Tuesday August 18, 02:45 AM Source: Indian Express Finance

RBI calls for fiscal architecture overhaul

By fe Bureaus

There is a need for reconciling the discrepancies between fiscal deficit and movement in debt in designing a meaningful framework on fiscal consolidation in India, according to a study by the Reserve Bank of India (RBI).

The paper, 'An Outline of Post 2009 FRBM Fiscal Architecture of the Union Government in the Medium Term', finds that the discrepancy between the two arises mainly due to factors like exclusion of off-budget liabilities and Market Stabilisation Scheme (MSS) in fiscal deficit while being part of outstanding liabilities, part of National Small Savings Fund (NSSF) being utilised by the states to finance their deficits being shown as liabilities of the central government, and financing of fiscal deficit by draw-down or build-up in cash balances. Particularly the off-budget liabilities, which arise due to securities issued to oil companies, Food Corporation of India and fertilizer companies are included in 'Other Accounts' of other liabilities, while the interest payments arising on these securities have an impact on the fiscal deficit, the issuance of these securities is excluded from the calculation of fiscal deficit, pointed out the study.

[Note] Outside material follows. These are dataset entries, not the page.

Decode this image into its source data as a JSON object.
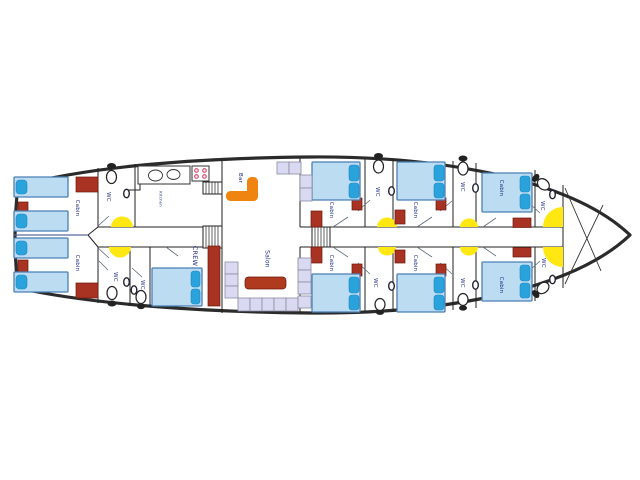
{
  "plan": {
    "title": "yacht-lower-deck-plan",
    "labels": {
      "cabin": "Cabin",
      "wc": "WC",
      "crew": "CREW",
      "bar": "Bar",
      "salon": "Salon",
      "kitchen": "Kitchen"
    },
    "rooms": [
      {
        "name": "stern-cabin-top",
        "label": "Cabin",
        "beds": 2
      },
      {
        "name": "stern-cabin-bottom",
        "label": "Cabin",
        "beds": 2
      },
      {
        "name": "stern-wc-top",
        "label": "WC"
      },
      {
        "name": "aft-wc-1",
        "label": "WC"
      },
      {
        "name": "aft-wc-2",
        "label": "WC"
      },
      {
        "name": "galley",
        "label": "Kitchen"
      },
      {
        "name": "crew-cabin",
        "label": "CREW",
        "beds": 1
      },
      {
        "name": "bar-area",
        "label": "Bar"
      },
      {
        "name": "salon",
        "label": "Salon"
      },
      {
        "name": "mid-cabin-1-top",
        "label": "Cabin",
        "beds": 1
      },
      {
        "name": "mid-cabin-1-bottom",
        "label": "Cabin",
        "beds": 1
      },
      {
        "name": "mid-wc-1-top",
        "label": "WC"
      },
      {
        "name": "mid-wc-1-bottom",
        "label": "WC"
      },
      {
        "name": "mid-cabin-2-top",
        "label": "Cabin",
        "beds": 1
      },
      {
        "name": "mid-cabin-2-bottom",
        "label": "Cabin",
        "beds": 1
      },
      {
        "name": "mid-wc-2-top",
        "label": "WC"
      },
      {
        "name": "mid-wc-2-bottom",
        "label": "WC"
      },
      {
        "name": "bow-cabin-top",
        "label": "Cabin",
        "beds": 1
      },
      {
        "name": "bow-cabin-bottom",
        "label": "Cabin",
        "beds": 1
      },
      {
        "name": "bow-wc-top",
        "label": "WC"
      },
      {
        "name": "bow-wc-bottom",
        "label": "WC"
      }
    ],
    "furniture_counts": {
      "single_beds": 4,
      "double_beds": 7,
      "toilets": 9,
      "wall_sinks": 9,
      "galley_sinks": 2,
      "stove_burners": 4,
      "stair_flights": 3,
      "yellow_tables": 8,
      "seat_cushions": 13
    },
    "colors": {
      "hull_outline": "#2b2b2b",
      "bed_fill": "#bcdcf2",
      "bed_border": "#4a7fb5",
      "pillow_blue": "#2aa3dc",
      "furniture_red": "#a93322",
      "salon_table_red": "#b03a1e",
      "bar_counter_orange": "#ef8410",
      "table_yellow": "#ffe712",
      "seat_lavender": "#d9daf2",
      "label_navy": "#1b2c85"
    }
  }
}
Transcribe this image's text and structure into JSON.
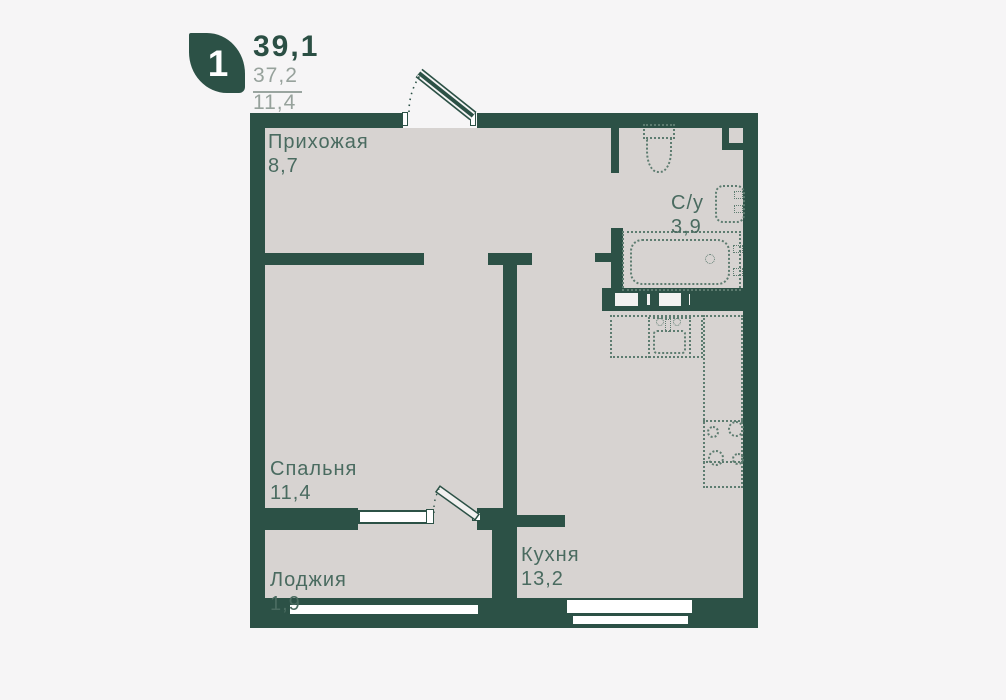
{
  "header": {
    "rooms_badge": "1",
    "area_total": "39,1",
    "area_living": "37,2",
    "area_kitchen": "11,4"
  },
  "rooms": [
    {
      "id": "hallway",
      "label": "Прихожая",
      "area": "8,7"
    },
    {
      "id": "bathroom",
      "label": "С/у",
      "area": "3,9"
    },
    {
      "id": "bedroom",
      "label": "Спальня",
      "area": "11,4"
    },
    {
      "id": "loggia",
      "label": "Лоджия",
      "area": "1,9"
    },
    {
      "id": "kitchen",
      "label": "Кухня",
      "area": "13,2"
    }
  ],
  "icons": [
    "toilet-icon",
    "washbasin-icon",
    "bathtub-icon",
    "kitchen-sink-icon",
    "stove-icon",
    "kitchen-counter-icon",
    "entrance-door-icon",
    "loggia-door-icon",
    "window-icon"
  ],
  "colors": {
    "wall": "#2c5146",
    "floor": "#d7d3d1",
    "background": "#f6f5f6",
    "fixture": "#5d7c70",
    "label": "#4a6b60",
    "secondary_text": "#97a29c"
  }
}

Accordingly, the paper attempts to reconcile the discrepancy and also reclassifies the expenditure components into current and investment component as against revenue and capital components in the Budget.

For the fiscal consolidation framework, interest payments (IP) to revenue receipts (RR) ratio consider the target variable, and based on budgetary identity, the study derives the tolerable level of deficit and debt under alternative assumptions of growth and interest rate. From the derived tolerable level of deficit, the components of expenditure are calibrated by making adjustments in the discretionary component.

Under alternative assumptions of growth, interest rate, revenue buoyancy and chosen ratio of targeted interest payments to revenue receipts (IP-RR), the paper generates a menu of choices on the path of fiscal consolidation during the medium term. The study provides simulated results of 54 alternative fiscal scenarios which may help in building a framework for post-2009 FRBM fiscal architecture.

The study says with the projection of 14% nominal growth of GDP, continuance of high revenue buoyancy, softening of the interest rate by 0.1 percentage points each year and the lenient target for IP/RR of 22% by 2013-14, the government would be able to run a deficit of close to 5.5% of GDP by 2013-14 and over 6.5% in the following year even when revenue receipts to GDP stop increasing and interest rate stops declining from the level of 2013-14.

By bringing down the current deficit to zero, the entire borrowing can be deployed for investment purposes, which would be higher than the base year level of 2007-08. A stiffer targeted reduction in IP/RR, however, would thereby reduce the tolerable level of deficit and debt significantly, said the study.

It clearly says that in the post-2009 FRBM period, the medium-term fiscal architecture implied by the target of 20% IP/RR appears to be challenging but achievable under normal expectations about future.

Moreover, the architecture based on the framework suggested provides the flexibility of incorporating the countercyclical fiscal policy stance if required in future to tackle the slowdown in the growth of the economy.

The then finance minister, P Chidambaram, in his budget speech of February 29, 2008, pointed explicitly to the need for looking into the fiscal architecture in the post-FRBM period. He declared that he would ask the 13th Finance Commission to do the needful. The Commission, in turn, asked the RBI to submit the study report.